In an official end to election season, the Student Association (SA) Congress voted to certify the results of last week’s SA E-Board and Binghamton University Council representative elections at their meeting on Tuesday night.

Representatives from all six residential communities and from off campus approved the unofficial results posted last week and announced the winner of the vice president for programming (VPP) race, which required a runoff election because of a “back-end glitch” that erased votes cast in the first two hours of the election. 1,705 students voted this year, a drop from previous years and a considerable change from pre-COVID-19 years, according to Benjamin So, the SA’s Elections and Judiciary Committee chair and a senior double-majoring in history and philosophy, politics and law.

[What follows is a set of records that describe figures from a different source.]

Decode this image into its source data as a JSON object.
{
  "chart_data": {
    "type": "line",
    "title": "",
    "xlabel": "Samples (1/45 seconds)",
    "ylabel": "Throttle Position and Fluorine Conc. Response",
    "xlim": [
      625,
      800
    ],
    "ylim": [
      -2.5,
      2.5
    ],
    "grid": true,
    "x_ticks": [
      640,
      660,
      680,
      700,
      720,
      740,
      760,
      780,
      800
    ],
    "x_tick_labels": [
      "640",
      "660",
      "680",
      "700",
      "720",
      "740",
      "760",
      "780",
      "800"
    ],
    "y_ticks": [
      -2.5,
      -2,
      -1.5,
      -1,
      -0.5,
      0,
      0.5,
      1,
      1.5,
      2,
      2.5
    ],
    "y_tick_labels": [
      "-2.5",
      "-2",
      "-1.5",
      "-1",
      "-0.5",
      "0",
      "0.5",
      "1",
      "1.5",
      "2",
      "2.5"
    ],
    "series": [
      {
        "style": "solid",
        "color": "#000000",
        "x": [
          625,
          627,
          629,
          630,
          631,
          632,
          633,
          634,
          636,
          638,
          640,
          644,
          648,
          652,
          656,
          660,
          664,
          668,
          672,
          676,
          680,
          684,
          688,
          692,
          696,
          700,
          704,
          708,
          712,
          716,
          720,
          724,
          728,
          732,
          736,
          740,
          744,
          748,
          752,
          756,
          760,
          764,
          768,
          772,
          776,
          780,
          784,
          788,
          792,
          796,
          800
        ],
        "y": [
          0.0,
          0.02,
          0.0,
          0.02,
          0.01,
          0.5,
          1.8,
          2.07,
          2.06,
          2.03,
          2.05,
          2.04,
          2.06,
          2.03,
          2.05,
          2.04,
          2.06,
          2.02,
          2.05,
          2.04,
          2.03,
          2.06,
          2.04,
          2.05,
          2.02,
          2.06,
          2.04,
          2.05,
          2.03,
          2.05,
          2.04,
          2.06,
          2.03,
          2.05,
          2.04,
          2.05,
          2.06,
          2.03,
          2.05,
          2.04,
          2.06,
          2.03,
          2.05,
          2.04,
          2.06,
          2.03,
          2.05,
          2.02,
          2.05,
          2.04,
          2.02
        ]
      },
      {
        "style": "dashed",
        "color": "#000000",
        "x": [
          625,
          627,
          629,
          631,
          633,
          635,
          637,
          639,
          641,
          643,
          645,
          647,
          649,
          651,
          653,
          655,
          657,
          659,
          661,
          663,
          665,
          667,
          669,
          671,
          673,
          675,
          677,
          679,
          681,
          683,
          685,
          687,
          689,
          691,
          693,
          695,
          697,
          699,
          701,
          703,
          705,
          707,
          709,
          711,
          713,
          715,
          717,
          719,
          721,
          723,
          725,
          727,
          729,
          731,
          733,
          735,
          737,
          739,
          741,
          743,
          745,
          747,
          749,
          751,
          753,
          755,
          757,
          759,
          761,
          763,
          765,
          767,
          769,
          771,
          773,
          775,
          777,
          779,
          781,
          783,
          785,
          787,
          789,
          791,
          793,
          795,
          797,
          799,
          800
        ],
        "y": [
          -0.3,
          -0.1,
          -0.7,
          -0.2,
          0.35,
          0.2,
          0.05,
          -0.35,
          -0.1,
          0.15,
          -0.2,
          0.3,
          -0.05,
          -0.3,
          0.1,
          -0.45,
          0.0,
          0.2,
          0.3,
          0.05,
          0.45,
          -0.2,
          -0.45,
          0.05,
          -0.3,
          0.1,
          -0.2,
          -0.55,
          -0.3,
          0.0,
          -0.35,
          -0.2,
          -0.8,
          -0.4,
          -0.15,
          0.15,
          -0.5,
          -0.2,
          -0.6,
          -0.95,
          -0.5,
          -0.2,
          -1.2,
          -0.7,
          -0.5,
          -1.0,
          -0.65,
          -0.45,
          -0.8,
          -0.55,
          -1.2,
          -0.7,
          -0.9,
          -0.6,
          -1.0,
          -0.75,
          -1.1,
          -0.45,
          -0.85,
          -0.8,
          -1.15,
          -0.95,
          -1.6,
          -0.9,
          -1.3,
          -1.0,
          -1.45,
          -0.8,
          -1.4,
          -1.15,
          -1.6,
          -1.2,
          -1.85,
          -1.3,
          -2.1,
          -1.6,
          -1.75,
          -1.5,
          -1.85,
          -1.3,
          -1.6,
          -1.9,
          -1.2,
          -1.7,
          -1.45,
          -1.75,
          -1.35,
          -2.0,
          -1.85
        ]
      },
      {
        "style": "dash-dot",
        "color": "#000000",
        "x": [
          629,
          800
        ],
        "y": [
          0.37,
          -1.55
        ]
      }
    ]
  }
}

After Sunday’s election, Atticus Fauci, a sophomore majoring in economics, was announced as the VPP election’s winner. He prevailed over two opponents — Siriki Doumbia, a senior majoring in business administration, and Ryan Miller, a junior majoring in English. In the first round of the ranked-choice election, he won 325 votes to Doumbia’s 246 and Miller’s 214.

“I spent the last week working with Campus Groups […] to try and recover data from the lost VPP election,” said So. “It went up the chain of command to the point where it went to Campus Groups’ central [office]. As in past, the B-Engaged office at [BU], they were unable to retrieve the data. That is the point of blank where we had to run a run-off election.”

In this year’s contested races, McKenzie Skrastins, the current SA president’s chief of staff and a sophomore majoring in mathematics, won the presidency with 708 votes. Caitlin McMahon, a junior majoring in accounting, won the vice president for finance race with 1,001 votes, while Krizia Yao, a junior majoring in philosophy, politics and law, won the election to become next year’s vice president for multicultural affairs. Luca Cassidy, the incumbent vice president for student success and junior double-majoring in economics and sociology, won reelection.

The races for both BU Council representative and executive vice president were uncontested. Mackenzie Cooper and Batia Rabin, both sophomores majoring in philosophy, politics and law, won their respective elections with 1,634 and 1,154 votes.

Some representatives raised concerns over the results’ validity, questioning So about the VPP election. Logan Blakeslee, an off-campus representative and a senior double-majoring in history and political science, shared his discomfort supporting the election results.

“I opposed certifying the results of the SA elections for two main reasons,” Blakeslee wrote. “The first is that the characterization of the errors in the VPP race as a ‘glitch’ was dishonest. I say with confidence that it was human error, and students deserve to know that. Secondly, multiple candidates had incumbent E-Board members campaigning on their behalf. One used her title while campaigning for a staffer in her own office. Another also campaigned for one of his own staffers. I saw this as a huge conflict of interest that ran contrary to the management policies and the election code.”

SA elections use a ranked-choice voting system, where students can rank candidates in order of preference, leave a vote blank or vote no confidence. In races with three or more candidates, candidates go through elimination rounds, where the candidate with the least first-choice votes have their votes redistributed to their opponents.

This is the second straight year SA elections have faced difficulties. Last year, the race for BU Council representative was redone when the Graduate Student Organization failed to use proper procedure in their election. The SA will continue to use B-Engaged as their official voting platform, because it is approved by University administrators.

Despite opposition, representatives overwhelmingly voted to approve all election results, and current E-Board leaders have begun to train their successors.

“The election has taught me a lot about my mental endurance,” Skrastins wrote in an email. “Throughout this process, I’ve found myself being pulled out of my comfort zone, but I’ve also found myself being able to face my personal fears and flourish. This has given me the confidence that I will be able to lead the SA in whatever is thrown at us next year.”